Why Should I Contribute?
RRSP contributions help save for your retirement while providing immediate tax benefits. They are tax deductible, which reduces your annual income, which in turn lowers your total personal tax.
Income earned in an RRSP plan is sheltered from tax, allowing your assets to grow in value much faster than if earned outside a plan.

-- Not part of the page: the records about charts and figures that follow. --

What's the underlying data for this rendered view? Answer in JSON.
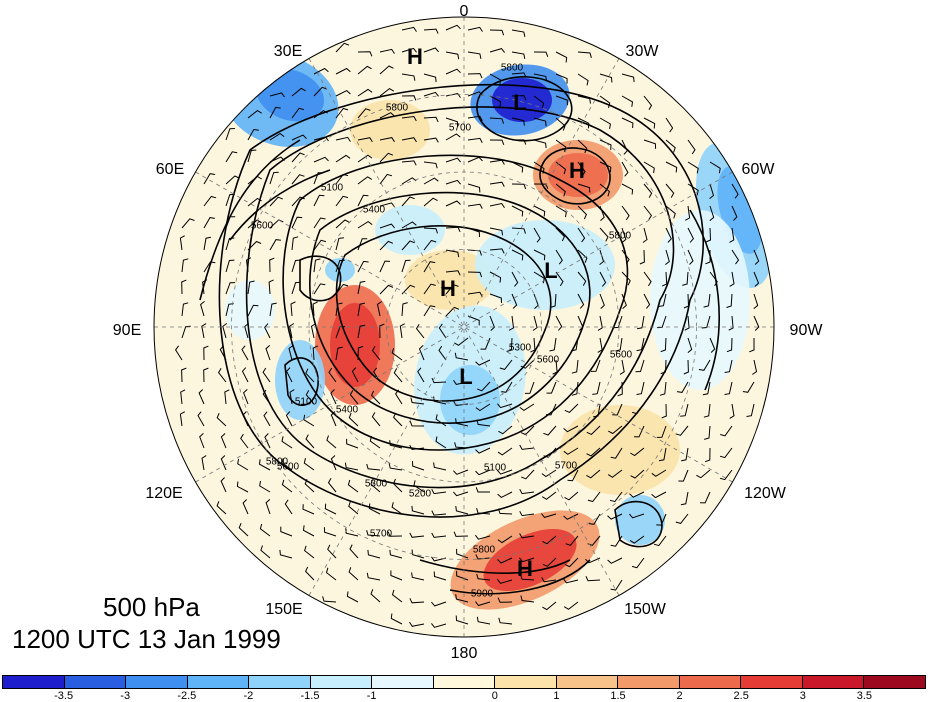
{
  "map": {
    "projection": "north-polar-stereographic",
    "longitude_labels": [
      {
        "text": "0",
        "lon": 0
      },
      {
        "text": "30W",
        "lon": -30
      },
      {
        "text": "60W",
        "lon": -60
      },
      {
        "text": "90W",
        "lon": -90
      },
      {
        "text": "120W",
        "lon": -120
      },
      {
        "text": "150W",
        "lon": -150
      },
      {
        "text": "180",
        "lon": 180
      },
      {
        "text": "150E",
        "lon": 150
      },
      {
        "text": "120E",
        "lon": 120
      },
      {
        "text": "90E",
        "lon": 90
      },
      {
        "text": "60E",
        "lon": 60
      },
      {
        "text": "30E",
        "lon": 30
      }
    ],
    "pressure_systems": [
      {
        "type": "H",
        "region": "near 0 longitude, mid-latitudes"
      },
      {
        "type": "L",
        "region": "north Atlantic near 30W"
      },
      {
        "type": "H",
        "region": "near 55W"
      },
      {
        "type": "H",
        "region": "Arctic near pole, Eurasian side"
      },
      {
        "type": "L",
        "region": "Canadian Arctic"
      },
      {
        "type": "L",
        "region": "Siberia / near 150E"
      },
      {
        "type": "H",
        "region": "north Pacific near 165W"
      }
    ],
    "contour_labels": [
      "5800",
      "5700",
      "5800",
      "5100",
      "5400",
      "5600",
      "5800",
      "5600",
      "5300",
      "5100",
      "5700",
      "5600",
      "5100",
      "5400",
      "5300",
      "5200",
      "5800",
      "5900",
      "5600",
      "5800",
      "5700"
    ]
  },
  "caption": {
    "level": "500 hPa",
    "datetime": "1200 UTC 13 Jan 1999"
  },
  "colorbar": {
    "colors": [
      "#1e1ecd",
      "#2a5ee0",
      "#3f8ff0",
      "#5fb3f7",
      "#8fd3fb",
      "#c6eefd",
      "#e6f8fe",
      "#fff8dc",
      "#fbe3aa",
      "#f7c38a",
      "#f29a6a",
      "#ee6a4d",
      "#e53d36",
      "#c8182a",
      "#9d0a1f"
    ],
    "ticks": [
      "-3.5",
      "-3",
      "-2.5",
      "-2",
      "-1.5",
      "-1",
      "0",
      "1",
      "1.5",
      "2",
      "2.5",
      "3",
      "3.5"
    ]
  }
}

When you retire and begin to withdraw those funds, you will likely be subject to personal tax at a lower tax bracket than when contributions were originally deducted from your income.
If you have earned income and have filed a personal income tax return in Canada, you can contribute to your RRSP until December 31 of the year you turn 71. You must also have contribution room available, to contribute towards your plan.
Earned income is the sum of employment earnings, self-employment earnings, and certain other types of income, minus specific employment expenses and business or rental losses.
What is My Contribution Limit?
Your RRSP contribution limit is the lowest of the following:
- 18% of your earned income from the previous year
- Maximum contribution limit for the current year
- The lesser amount between 1) and 2) after deducting employer–sponsored pension plan contributions
Your exact contribution limit amount is disclosed on the Notice of Assessment issued by the Canada Revenue Agency.
What is My Deadline to Contribute?
Contributions for the current year can be made no later than 60 days into the following year (for the year 2019, the deadline to contribute to your RRSP is March 2, 2020).
What Can I Contribute?
An RRSP plan can hold a variety of investments, the most common being:
- Guaranteed investment certificates (GICs)
- Equities both Canadian and foreign
- Mutual funds
Non-qualifying and prohibited investments include:
- Precious metals
- Personal property, including works of art, jewellery and antiques
- Commodity futures contracts
- Debt or equity in corporations where you have an ownership interest of 10% or more
- Shares or private holdings companies and shares of foreign private companies
- Real estate
What if I Over-Contribute in the Current Year?
You can contribute up to $2,000 over your limit for the year towards your plan. This over-contribution must be used in the following years, before any new contributions are applied towards your plan. Contributions in excess of the $2,000 over-contribution limit are subject to a 1% monthly penalty, until the excess contributions are withdrawn from the plan.
What Happens if I Divorce or Separate?
You are permitted to transfer existing RRSPs to the former spouse or common-law partner on a tax-deferred basis, provided that you have a court order or separation agreement and that the RRSP transfer is settled at a time when you are living apart.
What Happens When I turn 71?
December 31 of the year you turn 71 is the deadline when you can make your last contribution. Your RRSP plan will be de-registered by the federal taxation authorities and the plan value will be fully taxed as a lump-sum withdrawal. To avoid this, you must contact your financial institution and complete the necessary application forms to convert your RRSP into a Registered Retirement Income Fund (RRIF).
However, you can still make contributions towards your spouse’s RRSP plan until the year that he or she turns 71.
What Happens if I Retire Early?
You can continue to maintain your RRSP account until the year that you turn 71 as mentioned above. There is no obligation to withdraw any of the funds until then. There is no annual minimal withdrawal amount until the RRSP plan is converted into a RRIF. You can withdraw any discretionary amount, as needed to support your living needs during retirement. However, note that any withdrawals will be included as income for that year, and taxed at your personal marginal tax rate.
What Happens When I Die?
When you die, the plan can be rolled over on a tax-deferred basis to your qualifying beneficiary (a spouse, common-law partner or a financially–dependant child or grand–child with a mental or physical disability).
A child or grand–child is considered financially-dependant if they ordinarily lived with you and had a net income of less than the sum of their basic personal amount and the disability amount.
Otherwise, where no designation of qualifying beneficiary is made, the full value of your RRSP plan is included as income in your final tax return.